An accidental feature has just bitten us in the butt. I thought it worth a quick mention because it’s one of those things that happens quite often in the software industry and it’s more complex than it might first appear.
In this case it’s the ordering of a list – the customer had noticed that the list was always in a particular order. They wrote their training notes and indeed their operational procedures based around the fact that this list was always in that order.
We didn’t explicitly program the list to be in that order, we didn’t declare it as a feature that it’d be in that order, nevertheless it so happened that it was. Then we fixed a bug and as a result the ordering of the list changed slightly.
Now we have a bug report complaining that we’ve broken the list.
There are certain elements of the software development world that now would be waving their in-depth specifications at us crowing about how bad Agile is at this kind of thing and how if we’d “done it properly” then it would have been clear from the start that the list was in no guaranteed order.

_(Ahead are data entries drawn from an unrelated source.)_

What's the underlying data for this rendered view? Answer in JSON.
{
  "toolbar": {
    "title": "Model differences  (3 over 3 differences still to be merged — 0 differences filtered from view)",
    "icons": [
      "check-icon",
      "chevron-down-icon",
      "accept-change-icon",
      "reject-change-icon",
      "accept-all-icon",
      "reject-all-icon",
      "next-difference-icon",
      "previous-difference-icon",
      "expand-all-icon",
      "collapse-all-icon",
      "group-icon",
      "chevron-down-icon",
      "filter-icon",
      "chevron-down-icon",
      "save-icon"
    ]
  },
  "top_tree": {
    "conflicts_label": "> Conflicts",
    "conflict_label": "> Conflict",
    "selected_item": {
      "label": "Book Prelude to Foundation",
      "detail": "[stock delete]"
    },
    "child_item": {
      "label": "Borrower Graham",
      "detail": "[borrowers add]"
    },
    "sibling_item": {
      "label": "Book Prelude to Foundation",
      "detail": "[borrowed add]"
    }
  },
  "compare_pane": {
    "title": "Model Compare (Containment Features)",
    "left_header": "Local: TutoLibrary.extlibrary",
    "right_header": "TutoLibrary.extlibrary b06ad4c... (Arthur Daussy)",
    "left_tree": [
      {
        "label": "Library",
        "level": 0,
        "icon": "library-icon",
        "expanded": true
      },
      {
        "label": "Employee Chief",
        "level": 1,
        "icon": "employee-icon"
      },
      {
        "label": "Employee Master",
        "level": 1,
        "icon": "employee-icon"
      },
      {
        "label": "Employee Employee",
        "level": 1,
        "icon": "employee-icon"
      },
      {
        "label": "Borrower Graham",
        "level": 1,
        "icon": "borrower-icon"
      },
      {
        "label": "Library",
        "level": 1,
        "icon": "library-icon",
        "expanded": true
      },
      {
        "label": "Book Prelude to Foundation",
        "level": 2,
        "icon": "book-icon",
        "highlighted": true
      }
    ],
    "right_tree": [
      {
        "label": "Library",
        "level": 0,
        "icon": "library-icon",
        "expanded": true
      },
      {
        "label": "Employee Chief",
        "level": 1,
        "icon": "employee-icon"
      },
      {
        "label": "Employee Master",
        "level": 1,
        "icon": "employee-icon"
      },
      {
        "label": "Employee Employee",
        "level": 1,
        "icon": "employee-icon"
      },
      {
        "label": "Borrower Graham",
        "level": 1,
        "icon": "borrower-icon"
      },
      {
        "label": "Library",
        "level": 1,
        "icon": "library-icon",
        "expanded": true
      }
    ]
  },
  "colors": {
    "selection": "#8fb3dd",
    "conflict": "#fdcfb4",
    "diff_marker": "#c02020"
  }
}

They would be mockingly waving those specification documents if a) they could move them without a fork-lift and b) they hadn’t been put out of business years ago by Agile software houses like Seed.
Would it really have helped though? Perhaps – maybe the customer wouldn’t have relied on the ordering of the list or maybe they’d have spotted that it wasn’t ordered and asked for a change in the specification before the initial delivery.
Actually that isn’t so likely. Such specifications are often so complex and confusing that they never get much distribution within the customer organisation and if they do the number of people who understand them is limited (often to zero). The likelihood that the people who needed to know that the list was not in a guaranteed order actually knowing this is rather far from 100%.
Naturally there is also the risk that no matter how detailed the specification that particular detail was omitted.
So it is by no means certain that having an in-depth specification would have prevented this from happening. The only thing it is likely to do is make the contractual situation unequivocal.
That’s not the real question though, what we have to consider is what the result of us batting it back to the customer with the comment “well we never said it would do that in the first place” would be. Even with a water-tight contract such a response would have to be carefully considered.
The software industry today relies on good customer relations, repeat business and reputation. We want the customers that are using our software to continue using our software, not least because they pay an annual licence fee. Even if you’re an app developer for smartphones you have to be careful – if you annoy your customers they post bad reviews and there’s only so many bad reviews you can face down before you app dies in favour of someone else’s that has better reviews.
From a purist software development point of view this list ordering is a feature request, indeed that’s what we’ll call it internally. The relationship with the customer however is a far more complex matter – every customer tries to get at least some of their feature requests through as bugs in the hope that they’ll either get them for free or that they’ll be treated with a higher priority. If you let the customer walk all over you then you’ll be in trouble. On the other hand the age of profiteering has long passed and if the customer thinks your trying to charge them unjustly to fix genuine bugs then you could find your reputation damaged and your business will suffer as a result.
We may think of Computer Science as a logical, scientific profession but the reality of being a good software developer is that you not only need to understand logic, but you need a good grasp of politics too.